Até a presente data, foram publicados cerca de 130 artigos, compreendendo 7 volumes e quinze números, abrangendo as mais diversas áreas da pesquisa com plantas medicinais, tais como monografias, química, farmacologia, legislação, etnofarmacologia, cultivo, história, etc.
A partir do volume 6, dezembro de 2011, a Fitos passou por transformações.
Depois de seis anos à frente da Revista, o Siani deixou o cargo que passou a ser exercido por mim.
A Direção de Farmanguinhos assumiu formalmente sua institucionalização, promovendo a oportunidade de a Fitos ocupar seu lugar no rol das publicações científicas da Fiocruz.
Uma modificação no corpo de Conselheiros foi realizada acompanhando o realinhamento do escopo.
Essa modificação foi baseada não apenas na capacidade acadêmica dos novos membros, mas também no meu relacionamento pessoal com cada um deles, de maneira que o contato, quando necessário, possa se tornar mais ágil.
Nesse sentido, convidei destacados pesquisadores da área de fitoquímica e plantas medicinais para colaborarem com a Revista.
Foi gratificante constatar que a grande maioria aceitou o desafio.
Outras modificações realizadas dizem respeito à numeração das páginas, que passa a ser seqüenciada, facilitando a consulta pelos interessados; à formatação dos artigos; bem com as instruções aos autores, publicadas no primeiro número da cada volume.

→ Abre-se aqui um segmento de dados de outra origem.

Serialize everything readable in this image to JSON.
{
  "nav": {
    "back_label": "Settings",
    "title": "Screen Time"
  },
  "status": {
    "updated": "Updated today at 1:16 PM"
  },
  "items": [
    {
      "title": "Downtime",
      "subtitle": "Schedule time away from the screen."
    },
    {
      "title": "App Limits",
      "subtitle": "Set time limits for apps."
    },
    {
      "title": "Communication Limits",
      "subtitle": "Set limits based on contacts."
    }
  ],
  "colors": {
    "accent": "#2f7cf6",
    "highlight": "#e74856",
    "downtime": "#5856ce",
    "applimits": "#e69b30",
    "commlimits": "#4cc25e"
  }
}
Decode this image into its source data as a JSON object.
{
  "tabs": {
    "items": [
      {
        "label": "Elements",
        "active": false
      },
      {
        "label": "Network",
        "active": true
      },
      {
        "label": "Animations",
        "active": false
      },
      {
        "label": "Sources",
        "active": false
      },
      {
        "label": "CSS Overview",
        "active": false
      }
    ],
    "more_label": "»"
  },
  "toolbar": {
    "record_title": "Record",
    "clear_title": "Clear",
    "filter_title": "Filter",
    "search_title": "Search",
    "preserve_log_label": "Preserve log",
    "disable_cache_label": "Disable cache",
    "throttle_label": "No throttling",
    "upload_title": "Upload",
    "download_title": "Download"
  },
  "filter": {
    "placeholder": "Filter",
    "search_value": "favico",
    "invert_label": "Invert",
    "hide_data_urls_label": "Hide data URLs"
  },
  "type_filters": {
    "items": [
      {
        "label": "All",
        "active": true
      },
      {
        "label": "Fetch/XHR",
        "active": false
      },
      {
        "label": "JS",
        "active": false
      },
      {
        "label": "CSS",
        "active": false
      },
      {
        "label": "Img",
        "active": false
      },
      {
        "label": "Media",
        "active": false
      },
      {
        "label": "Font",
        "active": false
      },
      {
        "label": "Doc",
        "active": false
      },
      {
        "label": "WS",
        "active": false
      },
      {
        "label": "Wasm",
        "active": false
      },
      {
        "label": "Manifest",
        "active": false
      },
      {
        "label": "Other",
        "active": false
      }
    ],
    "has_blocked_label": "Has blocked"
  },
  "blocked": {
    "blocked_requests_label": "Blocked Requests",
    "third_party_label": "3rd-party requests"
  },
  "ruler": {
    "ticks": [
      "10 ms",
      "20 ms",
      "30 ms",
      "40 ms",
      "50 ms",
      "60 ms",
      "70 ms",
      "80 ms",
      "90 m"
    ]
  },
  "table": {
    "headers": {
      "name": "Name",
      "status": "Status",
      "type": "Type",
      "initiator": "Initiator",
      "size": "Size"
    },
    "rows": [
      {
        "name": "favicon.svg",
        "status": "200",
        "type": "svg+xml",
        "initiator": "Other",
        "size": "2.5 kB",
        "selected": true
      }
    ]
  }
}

Uma revista desse porte, entretanto, só pode sobreviver se houver quatro pré-requisitos fundamentais e de igual importância: a submissão de artigos, a periodicidade constante, um sistema de distribuição eficiente e um apoio institucional e financeiro.
A periodicidade só será mantida se houver a submissão de artigos e isto depende, exclusivamente, da colaboração de toda a comunidade científica, uma vez que a dificuldade em submeter artigos a um periódico nos primeiros anos de sua existência é uma praxe quase universal, instigada pelos próprios órgãos de fomento.
Contudo, é fundamental acreditar na revista e romper o círculo vicioso segundo o qual o pesquisador não submete um artigo a determinado periódico científico porque o mesmo não é indexado; o periódico não é indexado porque não tem artigos.
A Revista Fitos já é uma realidade e a sua qualidade reconhecida por todos que a conhecem.
Nesse sentido, com a ampliação do seu escopo, ela representa uma opção para a publicação dos trabalhos com plantas medicinais realizados nas diversas instituições de ensino e pesquisa espalhadas pelo Brasil.
Desde o seu primeiro número, a Fitos se posicionou como um novo veículo para publicação de artigos nas áreas de inovação e gestão de fitomedicamentos, assim como as Ciências Agrícolas, Econômicas, Sociais e Políticas, normalmente ausentes em outras publicações do gênero.
Com o apoio do NGBS e da REDESFITO (Sistema Nacional de Redes Fito) esperamos que este projeto se consolide cada vez mais.
A Revista convida todos os pesquisadores envolvidos nesses processos a submeterem seus artigos nas suas páginas.